Niedersachsen will doch Beherbergungsverbot für Urlauber aus Hotspots

Niedersachsen will nun doch ein Beherbergungsverbot für Urlauber aus Corona-Risikogebieten. Eine entsprechende Landesverordnung werde auf den Weg gebracht, sagte Ministerpräsident Stephan Weil (SPD) am Donnerstag im Landtag in Hannover. Man habe sich darüber innerhalb der Landesregierung abgestimmt. Viele andere Bundesländer wollen auch keine Touristen aus Corona-Risikogebieten mehr in ihren Hotels und Ferienwohnungen übernachten lassen. Darauf hatten sie sich am Mittwoch bei einer Schaltkonferenz der Chefs der Staatskanzleien der Länder mit Kanzleramtschef Helge Braun (CDU) verständigt. Niedersachsen hatte sich dem zunächst nicht angeschlossen.

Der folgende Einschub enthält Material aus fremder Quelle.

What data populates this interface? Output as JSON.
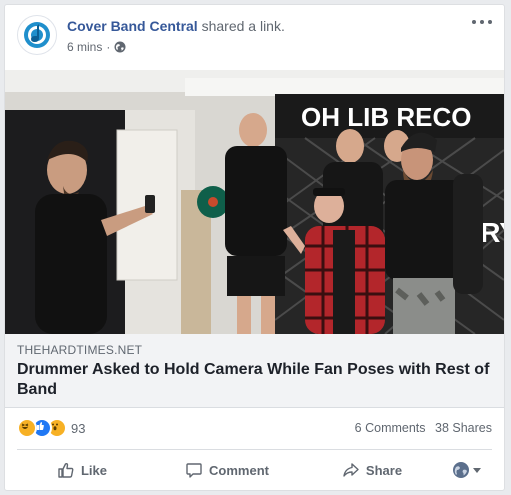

Greifen soll dies für Reisende aus Gebieten mit mehr als 50 Neuinfektionen je 100.000 Einwohnern binnen sieben Tagen. Maßgeblich sei das Datum der Einreise nach Niedersachsen, sagte Weil. Es solle vermieden werden, dass kurzfristig Aufenthalte abgebrochen werden müssen. Zudem könnten Touristen mit einem negativen Corona-Test doch in Niedersachsen Urlaub machen.